Michael Evans was a high school student with a clean record when he was falsely arrested in 1976 at age 17 by Area 2 Chicago Police, a police region which has since become infamous as the scene for most of the alleged tortures committed by ex-Commander Jon Burge and his associates. Mr. Evans is represented by the civil rights law firm of Loevy & Loevy (www.Loevy.com).

Multiple Area 2 homicide detectives stand accused of leading and intimidating witnesses, "including [using] actual physical violence, threats of physical violence, improper psychological intimidation/pressure, and unduly oppressive conditions of confinement" to get false statements. They are also accused of withholding evidence of Evans's innocence from his attorneys and manufacturing false evidence in order to secure a conviction which would help advance their careers.

As a result, Evans has lived almost all of his adult life behind bars and became Illinois's longest-held prisoner who would later be released based on DNA evidence.

In 2002, with the help of lawyers working pro bono at Northwestern University School of Law's Bluhm Legal Clinic, Evans successfully petitioned the court to have the DNA evidence in the rape/murder of nine-year-old Lisa Cabassa tested by a professional laboratory, and it was conclusively determined that the semen found in her body belonged to neither Evans nor his co-defendant, Paul Terry.

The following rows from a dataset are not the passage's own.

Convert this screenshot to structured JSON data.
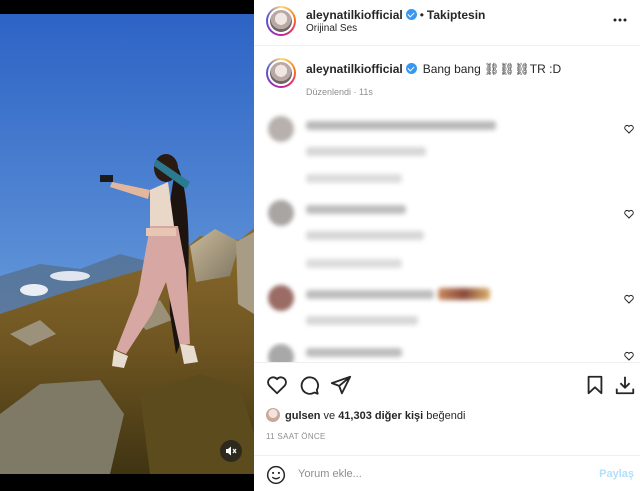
{
  "post": {
    "username": "aleynatilkiofficial",
    "follow_state": "Takiptesin",
    "audio": "Orijinal Ses",
    "caption_text": "Bang bang ⛓⛓⛓TR :D",
    "edited_label": "Düzenlendi · 11s"
  },
  "engagement": {
    "liker": "gulsen",
    "likes_middle": " ve ",
    "likes_count": "41,303 diğer kişi",
    "likes_suffix": " beğendi",
    "timestamp": "11 SAAT ÖNCE"
  },
  "comment_box": {
    "placeholder": "Yorum ekle...",
    "post_label": "Paylaş"
  },
  "icons": {
    "more": "more-options-icon",
    "like": "heart-icon",
    "comment": "comment-bubble-icon",
    "share": "paper-plane-icon",
    "save": "bookmark-icon",
    "download": "download-icon",
    "mute": "speaker-muted-icon",
    "emoji": "smiley-icon"
  },
  "colors": {
    "verified": "#3897f0",
    "post_button_disabled": "#b2dffc",
    "secondary_text": "#8e8e8e"
  }
}
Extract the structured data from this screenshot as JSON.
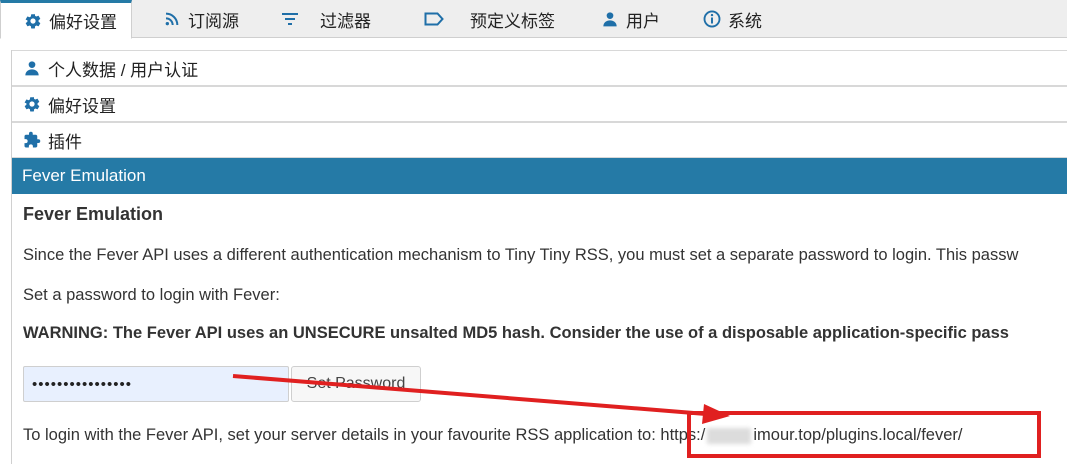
{
  "tabs": [
    {
      "label": "偏好设置",
      "icon": "gear-icon",
      "active": true
    },
    {
      "label": "订阅源",
      "icon": "rss-icon",
      "active": false
    },
    {
      "label": "过滤器",
      "icon": "filter-icon",
      "active": false
    },
    {
      "label": "预定义标签",
      "icon": "label-icon",
      "active": false
    },
    {
      "label": "用户",
      "icon": "user-icon",
      "active": false
    },
    {
      "label": "系统",
      "icon": "info-icon",
      "active": false
    }
  ],
  "accordion": {
    "personal": {
      "label": "个人数据 / 用户认证",
      "icon": "user-icon"
    },
    "preferences": {
      "label": "偏好设置",
      "icon": "gear-icon"
    },
    "plugins": {
      "label": "插件",
      "icon": "puzzle-icon"
    },
    "fever": {
      "label": "Fever Emulation"
    }
  },
  "fever": {
    "title": "Fever Emulation",
    "description": "Since the Fever API uses a different authentication mechanism to Tiny Tiny RSS, you must set a separate password to login. This passw",
    "set_prompt": "Set a password to login with Fever:",
    "warning": "WARNING: The Fever API uses an UNSECURE unsalted MD5 hash. Consider the use of a disposable application-specific pass",
    "password_value": "••••••••••••••••",
    "set_button": "Set Password",
    "login_info": "To login with the Fever API, set your server details in your favourite RSS application to:",
    "url_prefix": "https:/",
    "url_suffix": "imour.top/plugins.local/fever/"
  },
  "colors": {
    "accent": "#257aa6",
    "annotation": "#e02020"
  }
}
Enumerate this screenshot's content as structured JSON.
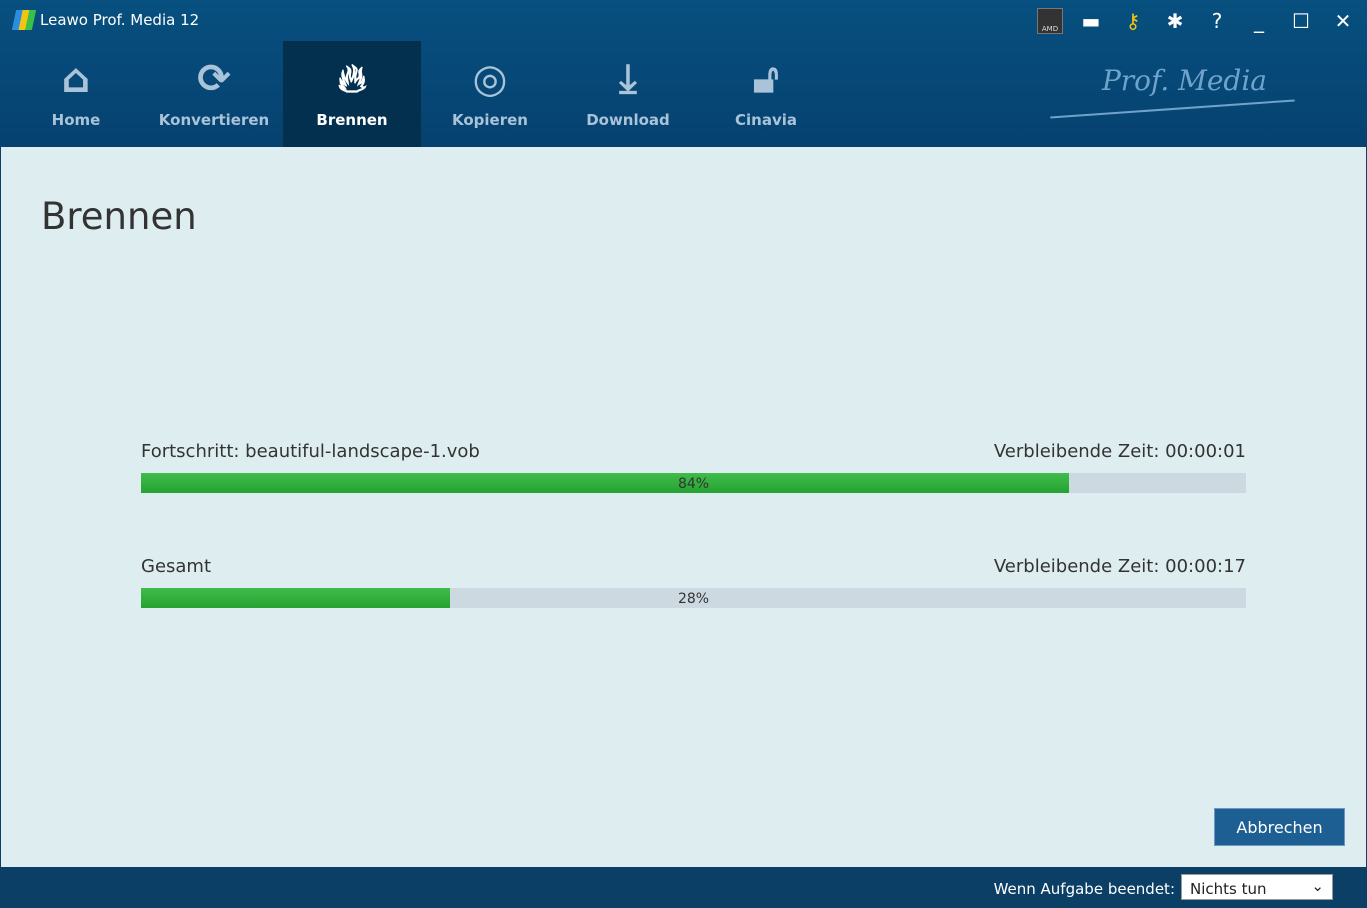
{
  "app": {
    "title": "Leawo Prof. Media 12",
    "brand": "Prof. Media"
  },
  "nav": [
    {
      "label": "Home",
      "icon": "home-icon"
    },
    {
      "label": "Konvertieren",
      "icon": "convert-icon"
    },
    {
      "label": "Brennen",
      "icon": "flame-icon",
      "active": true
    },
    {
      "label": "Kopieren",
      "icon": "disc-icon"
    },
    {
      "label": "Download",
      "icon": "download-icon"
    },
    {
      "label": "Cinavia",
      "icon": "unlock-icon"
    }
  ],
  "window_controls": {
    "amd": "AMD"
  },
  "page": {
    "title": "Brennen"
  },
  "progress": {
    "file_label": "Fortschritt: beautiful-landscape-1.vob",
    "file_remaining": "Verbleibende Zeit: 00:00:01",
    "file_percent": 84,
    "file_percent_text": "84%",
    "total_label": "Gesamt",
    "total_remaining": "Verbleibende Zeit: 00:00:17",
    "total_percent": 28,
    "total_percent_text": "28%"
  },
  "buttons": {
    "cancel": "Abbrechen"
  },
  "footer": {
    "label": "Wenn Aufgabe beendet:",
    "select_value": "Nichts tun"
  }
}
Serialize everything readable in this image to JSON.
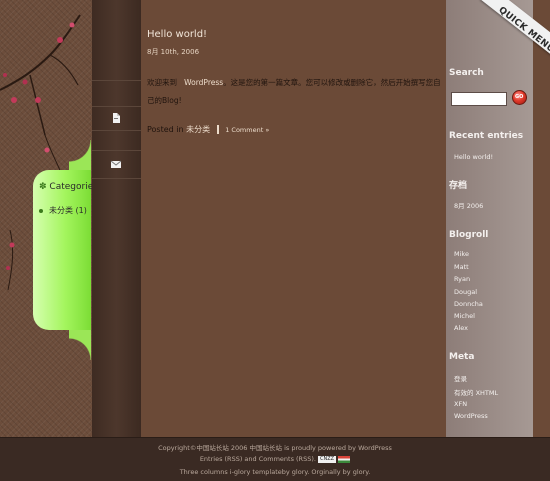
{
  "quick_menu": {
    "label": "QUICK MENU"
  },
  "categories": {
    "title": "Categories",
    "items": [
      {
        "label": "未分类",
        "count": "(1)"
      }
    ]
  },
  "icon_column": {
    "icons": [
      "document-icon",
      "mail-icon"
    ]
  },
  "post": {
    "title": "Hello world!",
    "date": "8月 10th, 2006",
    "body_prefix": "欢迎来到",
    "body_highlight": "WordPress",
    "body_rest": "。这是您的第一篇文章。您可以修改或删除它，然后开始撰写您自己的Blog!",
    "posted_in_label": "Posted in",
    "category": "未分类",
    "comments": "1 Comment »"
  },
  "sidebar": {
    "search": {
      "title": "Search",
      "value": "",
      "button_label": "GO"
    },
    "recent": {
      "title": "Recent entries",
      "items": [
        "Hello world!"
      ]
    },
    "archives": {
      "title": "存档",
      "items": [
        "8月 2006"
      ]
    },
    "blogroll": {
      "title": "Blogroll",
      "items": [
        "Mike",
        "Matt",
        "Ryan",
        "Dougal",
        "Donncha",
        "Michel",
        "Alex"
      ]
    },
    "meta": {
      "title": "Meta",
      "items": [
        "登录",
        "有效的 XHTML",
        "XFN",
        "WordPress"
      ]
    }
  },
  "footer": {
    "line1": "Copyright©中国站长站 2006 中国站长站  is proudly powered by WordPress",
    "line2": "Entries (RSS) and Comments (RSS).",
    "badge_text": "CNZZ",
    "line3": "Three columns i-glory templateby glory. Orginally by glory."
  },
  "colors": {
    "background": "#6b4a37",
    "icon_column": "#4d372c",
    "sidebar": "#9c8e89",
    "category_tab": "#a4f55e",
    "footer": "#3a2a23"
  }
}
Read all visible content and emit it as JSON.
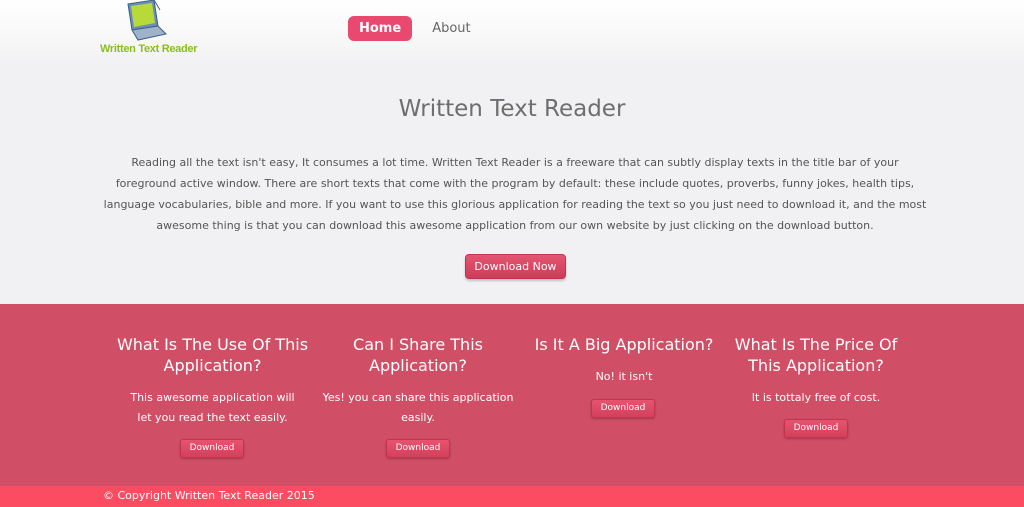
{
  "logo": {
    "text": "Written Text Reader"
  },
  "nav": {
    "items": [
      {
        "label": "Home"
      },
      {
        "label": "About"
      }
    ]
  },
  "hero": {
    "title": "Written Text Reader",
    "description": "Reading all the text isn't easy, It consumes a lot time. Written Text Reader is a freeware that can subtly display texts in the title bar of your foreground active window. There are short texts that come with the program by default: these include quotes, proverbs, funny jokes, health tips, language vocabularies, bible and more. If you want to use this glorious application for reading the text so you just need to download it, and the most awesome thing is that you can download this awesome application from our own website by just clicking on the download button.",
    "button": "Download Now"
  },
  "features": [
    {
      "title": "What Is The Use Of This Application?",
      "text": "This awesome application will let you read the text easily.",
      "button": "Download"
    },
    {
      "title": "Can I Share This Application?",
      "text": "Yes! you can share this application easily.",
      "button": "Download"
    },
    {
      "title": "Is It A Big Application?",
      "text": "No! it isn't",
      "button": "Download"
    },
    {
      "title": "What Is The Price Of This Application?",
      "text": "It is tottaly free of cost.",
      "button": "Download"
    }
  ],
  "footer": {
    "copyright": "© Copyright Written Text Reader 2015"
  },
  "colors": {
    "accent": "#e9496f",
    "features_bg": "#d04f66",
    "footer_bg": "#fc4c62",
    "logo_text": "#8bbd23"
  }
}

On May 23, 2003, Judge Denis J. Porter vacated Evans's conviction and released him and Mr. Terry immediately on their own recognizance. The Cook County State's Attorney proceeded to dismiss all charges against Evans on August 22, 2003. In explaining his decision to end prosecution of Evans, Cook County State's Attorney Dick Devine wrote in a letter to the Chicago Tribune, "I want to make it very clear that anytime anyone spends a day, a week or a year in jail for a crime he or she did not commit, it is indeed, regrettable. In the case of Evans and Terry, wrongly incarcerated for 27 years, that feeling of regret is both present and strong."

Nonetheless, like usual, Devine has refused to criminally prosecute any of the 16 police officers named in the civil suit.

Jury selection is scheduled to begin at 10 am, Monday, July 10 in Judge David H. Coar's courtroom, Room 1419, 219 S. Dearborn Street, Chicago. Opening arguments in the trial are expected that afternoon.